Even after assuming strong growth and improving margins, my forecast shows SQ trading at rich multiples. With my projections, its 2021 multiples are a P/S of 11.55, P/E of 89.08, and P/FCF of 65.75. Its EV multiples project to be an EV/S of 10.41, EV/EBITDA of 67.70, and EV/FCF of 59.25. Comparing these multiples to competitors helps illustrate the issues with the current valuation. SQ provides multiple services so no single comparison will be exact. However, we can look at all the comparisons and then get an overall view.

Source: Company data, EDGAR database, author estimates

Source: All charts made using Yahoo Finance, Excel, and author estimates.

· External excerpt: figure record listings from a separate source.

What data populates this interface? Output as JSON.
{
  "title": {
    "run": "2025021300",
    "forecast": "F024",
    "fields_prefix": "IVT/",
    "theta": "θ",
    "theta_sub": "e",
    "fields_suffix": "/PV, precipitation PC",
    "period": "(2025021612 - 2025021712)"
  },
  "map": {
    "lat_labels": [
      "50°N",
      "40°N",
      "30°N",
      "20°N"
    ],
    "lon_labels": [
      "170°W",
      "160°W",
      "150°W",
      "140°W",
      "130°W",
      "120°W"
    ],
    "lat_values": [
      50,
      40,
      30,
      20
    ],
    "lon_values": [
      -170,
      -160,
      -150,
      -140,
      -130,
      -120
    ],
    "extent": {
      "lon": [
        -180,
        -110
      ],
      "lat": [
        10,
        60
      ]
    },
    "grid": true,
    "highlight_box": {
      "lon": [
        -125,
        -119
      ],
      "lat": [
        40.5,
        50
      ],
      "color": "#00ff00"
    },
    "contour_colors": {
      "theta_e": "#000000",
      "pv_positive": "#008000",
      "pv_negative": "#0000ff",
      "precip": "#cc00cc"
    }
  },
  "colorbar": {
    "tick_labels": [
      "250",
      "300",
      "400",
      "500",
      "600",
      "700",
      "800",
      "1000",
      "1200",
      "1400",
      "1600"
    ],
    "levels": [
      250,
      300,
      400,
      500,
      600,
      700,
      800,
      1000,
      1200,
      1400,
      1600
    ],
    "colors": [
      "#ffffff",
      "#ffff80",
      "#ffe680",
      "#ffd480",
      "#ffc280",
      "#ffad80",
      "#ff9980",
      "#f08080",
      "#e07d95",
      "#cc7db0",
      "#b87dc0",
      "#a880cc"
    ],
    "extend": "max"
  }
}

As the charts illustrate, SQs P/E and EV/EBITDA multiples greatly exceed their competitors. For P/S and EV/S, only the two financial giants Visa(V) and Mastercard (MA) have more stretched multiples.

Competition

SQ already faces competition in all of its lines of business, and more competitors are entering. Current competitors include Paypal (PYPL), Fiserv (FISV), Stripe, Visa, and Mastercard to name a few. Additionally, more competition is entering the space which will provide further pressure on their bottom line. JP Morgan (JPM) has introduced its new QuickAccept service that allows businesses to take card payments through a mobile app or contactless card reader. Unlike SQ, users will see the funds in their accounts the same day for free. SQ takes at least a day or charges a fee of 1.5% to make the transfer instant. Visa is expanding its tap to phone for contactless transactions, allowing merchants to turn their Android devices into POS terminals. PayPal is allowing customers to buy and sell cryptocurrency directly from their accounts. They plan to make crypto available as a source of funding for purchases at their merchants. All of this competition is going to put pressure on SQs growth and margins.

Risks

My DCF model uses many assumptions to come to a valuation and there is always a risk that the estimates are wrong. If revenue growth and margin expansion are stronger than my estimates, the actual share price could be much higher than my target.

It’s also possible that I have undervalued the network effects of the entire SQ ecosystem. If more businesses and individuals are drawn to the diversity of SQs offerings, this could have a positive impact on the business.

I may be underestimating the effects of SQs bank on their business and future growth. That being said, I must factor in the increased regulatory scrutiny, capital requirements, and risks that come with being a bank.

Conclusion

Square is a good company in a growing space but its share price has gotten way ahead of its fundamentals. Competition is strong and only getting started. I see a lot of downside risk ending in a greater than 50% price drop.

Disclosure: I am/we are short SQ. I wrote this article myself, and it expresses my own opinions. I am not receiving compensation for it. I have no business relationship with any company whose stock is mentioned in this article.